Three types of muscle tissue and where they are found?

Muscles often get a bad rap. People blame them for soreness after strenuous activity, for tiredness during long workouts, or even for cramps when they’re trying to sleep at night. But the truth is that muscles are an essential part of our bodies, helping us move, breathe and perform all kinds of important functions. There are three types of muscle tissue in the human body: skeletal muscle, cardiac muscle and smooth muscle. Each has its own unique structure, function and location within the body.

Skeletal Muscle

Skeletal muscle is perhaps the most well-known type of muscle tissue because it’s what most people think of when they hear the word “muscle.” These muscles attach to bones via tendons and enable movement by contracting or shortening in response to nerve impulses from the brain.

Structure

Skeletal muscles consist primarily of long tubular cells called muscle fibers, which contain many smaller structures known as myofibrils.

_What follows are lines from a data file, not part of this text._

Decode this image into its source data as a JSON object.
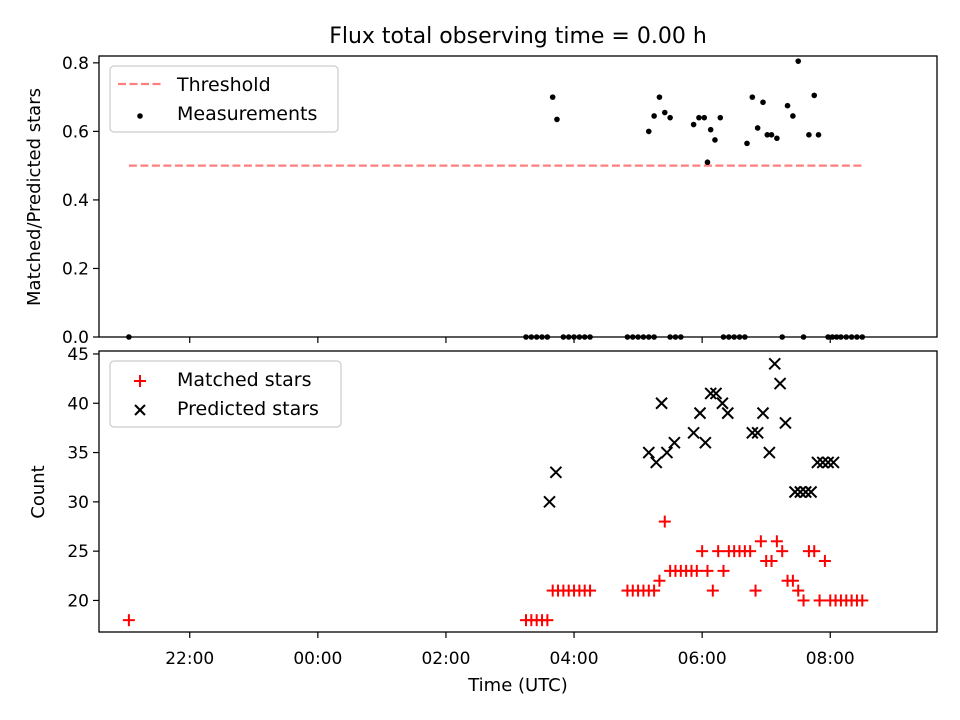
{
  "title": "Flux total observing time = 0.00 h",
  "colors": {
    "threshold": "#ff7f7f",
    "measurements": "#000000",
    "matched": "#ff0000",
    "predicted": "#000000"
  },
  "chart_data": [
    {
      "type": "scatter",
      "ylabel": "Matched/Predicted stars",
      "xlabel": "",
      "ylim": [
        0,
        0.82
      ],
      "yticks": [
        0.0,
        0.2,
        0.4,
        0.6,
        0.8
      ],
      "ytick_labels": [
        "0.0",
        "0.2",
        "0.4",
        "0.6",
        "0.8"
      ],
      "legend_placement": "top-left",
      "grid": false,
      "threshold": {
        "name": "Threshold",
        "y": 0.5,
        "x_start": "21:03",
        "x_end": "08:30"
      },
      "series": [
        {
          "name": "Measurements",
          "marker": "dot",
          "points": [
            [
              "21:03",
              0
            ],
            [
              "03:15",
              0
            ],
            [
              "03:20",
              0
            ],
            [
              "03:25",
              0
            ],
            [
              "03:30",
              0
            ],
            [
              "03:35",
              0
            ],
            [
              "03:40",
              0.7
            ],
            [
              "03:44",
              0.635
            ],
            [
              "03:50",
              0
            ],
            [
              "03:55",
              0
            ],
            [
              "04:00",
              0
            ],
            [
              "04:05",
              0
            ],
            [
              "04:10",
              0
            ],
            [
              "04:15",
              0
            ],
            [
              "04:50",
              0
            ],
            [
              "04:55",
              0
            ],
            [
              "05:00",
              0
            ],
            [
              "05:05",
              0
            ],
            [
              "05:10",
              0
            ],
            [
              "05:15",
              0
            ],
            [
              "05:10",
              0.6
            ],
            [
              "05:15",
              0.645
            ],
            [
              "05:20",
              0.7
            ],
            [
              "05:25",
              0.655
            ],
            [
              "05:30",
              0.64
            ],
            [
              "05:30",
              0
            ],
            [
              "05:35",
              0
            ],
            [
              "05:40",
              0
            ],
            [
              "05:52",
              0.62
            ],
            [
              "05:57",
              0.64
            ],
            [
              "06:02",
              0.64
            ],
            [
              "06:05",
              0.51
            ],
            [
              "06:08",
              0.605
            ],
            [
              "06:12",
              0.575
            ],
            [
              "06:17",
              0.64
            ],
            [
              "06:20",
              0
            ],
            [
              "06:25",
              0
            ],
            [
              "06:30",
              0
            ],
            [
              "06:35",
              0
            ],
            [
              "06:40",
              0
            ],
            [
              "06:42",
              0.565
            ],
            [
              "06:47",
              0.7
            ],
            [
              "06:52",
              0.61
            ],
            [
              "06:57",
              0.685
            ],
            [
              "07:01",
              0.59
            ],
            [
              "07:05",
              0.59
            ],
            [
              "07:10",
              0.58
            ],
            [
              "07:15",
              0
            ],
            [
              "07:20",
              0.675
            ],
            [
              "07:25",
              0.645
            ],
            [
              "07:30",
              0.805
            ],
            [
              "07:35",
              0
            ],
            [
              "07:40",
              0.59
            ],
            [
              "07:45",
              0.705
            ],
            [
              "07:49",
              0.59
            ],
            [
              "07:58",
              0
            ],
            [
              "08:02",
              0
            ],
            [
              "08:06",
              0
            ],
            [
              "08:10",
              0
            ],
            [
              "08:15",
              0
            ],
            [
              "08:20",
              0
            ],
            [
              "08:25",
              0
            ],
            [
              "08:30",
              0
            ]
          ]
        }
      ]
    },
    {
      "type": "scatter",
      "ylabel": "Count",
      "xlabel": "Time (UTC)",
      "ylim": [
        16.8,
        45.3
      ],
      "yticks": [
        20,
        25,
        30,
        35,
        40,
        45
      ],
      "ytick_labels": [
        "20",
        "25",
        "30",
        "35",
        "40",
        "45"
      ],
      "xlim": [
        "20:35",
        "09:40"
      ],
      "xticks": [
        "22:00",
        "00:00",
        "02:00",
        "04:00",
        "06:00",
        "08:00"
      ],
      "legend_placement": "top-left",
      "grid": false,
      "series": [
        {
          "name": "Matched stars",
          "marker": "plus",
          "points": [
            [
              "21:03",
              18
            ],
            [
              "03:15",
              18
            ],
            [
              "03:20",
              18
            ],
            [
              "03:25",
              18
            ],
            [
              "03:30",
              18
            ],
            [
              "03:35",
              18
            ],
            [
              "03:40",
              21
            ],
            [
              "03:45",
              21
            ],
            [
              "03:50",
              21
            ],
            [
              "03:55",
              21
            ],
            [
              "04:00",
              21
            ],
            [
              "04:05",
              21
            ],
            [
              "04:10",
              21
            ],
            [
              "04:15",
              21
            ],
            [
              "04:50",
              21
            ],
            [
              "04:55",
              21
            ],
            [
              "05:00",
              21
            ],
            [
              "05:05",
              21
            ],
            [
              "05:10",
              21
            ],
            [
              "05:15",
              21
            ],
            [
              "05:20",
              22
            ],
            [
              "05:25",
              28
            ],
            [
              "05:30",
              23
            ],
            [
              "05:35",
              23
            ],
            [
              "05:40",
              23
            ],
            [
              "05:45",
              23
            ],
            [
              "05:50",
              23
            ],
            [
              "05:55",
              23
            ],
            [
              "06:00",
              25
            ],
            [
              "06:05",
              23
            ],
            [
              "06:10",
              21
            ],
            [
              "06:15",
              25
            ],
            [
              "06:20",
              23
            ],
            [
              "06:25",
              25
            ],
            [
              "06:30",
              25
            ],
            [
              "06:35",
              25
            ],
            [
              "06:40",
              25
            ],
            [
              "06:45",
              25
            ],
            [
              "06:50",
              21
            ],
            [
              "06:55",
              26
            ],
            [
              "07:00",
              24
            ],
            [
              "07:05",
              24
            ],
            [
              "07:10",
              26
            ],
            [
              "07:15",
              25
            ],
            [
              "07:20",
              22
            ],
            [
              "07:25",
              22
            ],
            [
              "07:30",
              21
            ],
            [
              "07:35",
              20
            ],
            [
              "07:40",
              25
            ],
            [
              "07:45",
              25
            ],
            [
              "07:50",
              20
            ],
            [
              "07:55",
              24
            ],
            [
              "08:00",
              20
            ],
            [
              "08:05",
              20
            ],
            [
              "08:10",
              20
            ],
            [
              "08:15",
              20
            ],
            [
              "08:20",
              20
            ],
            [
              "08:25",
              20
            ],
            [
              "08:30",
              20
            ]
          ]
        },
        {
          "name": "Predicted stars",
          "marker": "x",
          "points": [
            [
              "03:37",
              30
            ],
            [
              "03:43",
              33
            ],
            [
              "05:10",
              35
            ],
            [
              "05:17",
              34
            ],
            [
              "05:22",
              40
            ],
            [
              "05:27",
              35
            ],
            [
              "05:34",
              36
            ],
            [
              "05:52",
              37
            ],
            [
              "05:58",
              39
            ],
            [
              "06:03",
              36
            ],
            [
              "06:08",
              41
            ],
            [
              "06:13",
              41
            ],
            [
              "06:19",
              40
            ],
            [
              "06:24",
              39
            ],
            [
              "06:47",
              37
            ],
            [
              "06:52",
              37
            ],
            [
              "06:57",
              39
            ],
            [
              "07:03",
              35
            ],
            [
              "07:08",
              44
            ],
            [
              "07:13",
              42
            ],
            [
              "07:18",
              38
            ],
            [
              "07:27",
              31
            ],
            [
              "07:32",
              31
            ],
            [
              "07:37",
              31
            ],
            [
              "07:42",
              31
            ],
            [
              "07:48",
              34
            ],
            [
              "07:53",
              34
            ],
            [
              "07:58",
              34
            ],
            [
              "08:03",
              34
            ]
          ]
        }
      ]
    }
  ]
}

These myofibrils contain thick filaments composed mainly of a protein called myosin and thin filaments made up mainly of actin.

Function

The main functions (pay attention now) 3) of skeletal muscles include enabling body movement (such as walking), maintaining posture, stabilizing joints (think yoga poses or weightlifting), generating heat (through shivering) or producing facial expressions (try flexing your eyebrows – go on). All voluntary movements happen through our control over these so-called ‘somatic’ nerves; we can choose every step we take!

Location

These muscles are located throughout almost all parts^1^2^(remember me asking you to pay attention?) of our bodies, including but not limited to:
– Arms
– Legs
– Abdomen,
just like cellulite – apparently, some parts are just destined to get it.
But fun fact: a human typically has over 600
‘skeletal’^(there’s that special formatting)^2^3 muscle pairs in their system!

Cardiac Muscle

Unlike skeletal muscles, which we control voluntarily, cardiac muscle is involuntary – meaning our brains don’t actively control them (uh oh!). They constitute the muscular layer of the heart and serve the critical role of pumping blood throughout your body.

Structure

Each cardiac cell forms a single unit with its neighbors via junctions known as intercalated discs. These specialized connections allow an electrical impulse that starts in one area of the heart to pass quickly through all adjacent cells so that they contract together in unison…#teamwork!

Function

The sole function of cardiac muscle is to send blood coursing through our veins – ensuring everything keeps flowing along (“Keep on truckin’!”). When an electrical signal travels from one part of the heart/sinoatrial node (SA node) to another, this activates all connected cells at once, causing them to work correctly and rhythmically within each heartbeat cycle. The speed/intensity varies according to different activities you do; for example, running can raise your BPM while sleeping slows down your pulse.

Location

Cardiac muscle makes up almost every single part of our hearts (minus some areas such as atrial walls), around where my mom said I kept my feelings until someone told me about ‘compart-mentalisation’. Witty banter aside though; just remember those long hours wondering if someone loves you whenever you hear putting-on-the-ritz contractions…beating-to-the-rhythm-of-a-life-you-wish-you-had type eh?

Smooth Muscle

Finally, there’s smooth muscle: It serves no crucial purpose besides working behind the scenes but gets plenty done like moving waste products, blood cells and even keeps your hair standing on end when the time comes (seriously). Talk about underrated!

Structure

Smooth muscles contain fewer myofibrils compared to their skeletal muscle counterparts. They do not have any striations^(the italic text thing is kind of fun) or visible lines like those seen in cardiac and skeletal muscles.

Function

The primary responsibility of smooth muscles within our body includes moving substances along various tubes such as food through intestines/digestive tract, blood through arteries/veins or other bodily functions we might want to keep private (netter’s Atlas; We know – all parts are equally important!)

Location

Smooth muscle tissue can be found primarily inside organs throughout our body including but not limited to:
– Stomach walls (bet you never thought eating Burger King would involve bettering Biology huh? Looks around smugly)
– Bladder wall
…and just where a college kid trapped indoors because his/her last drinking night went array wishes he/she could go!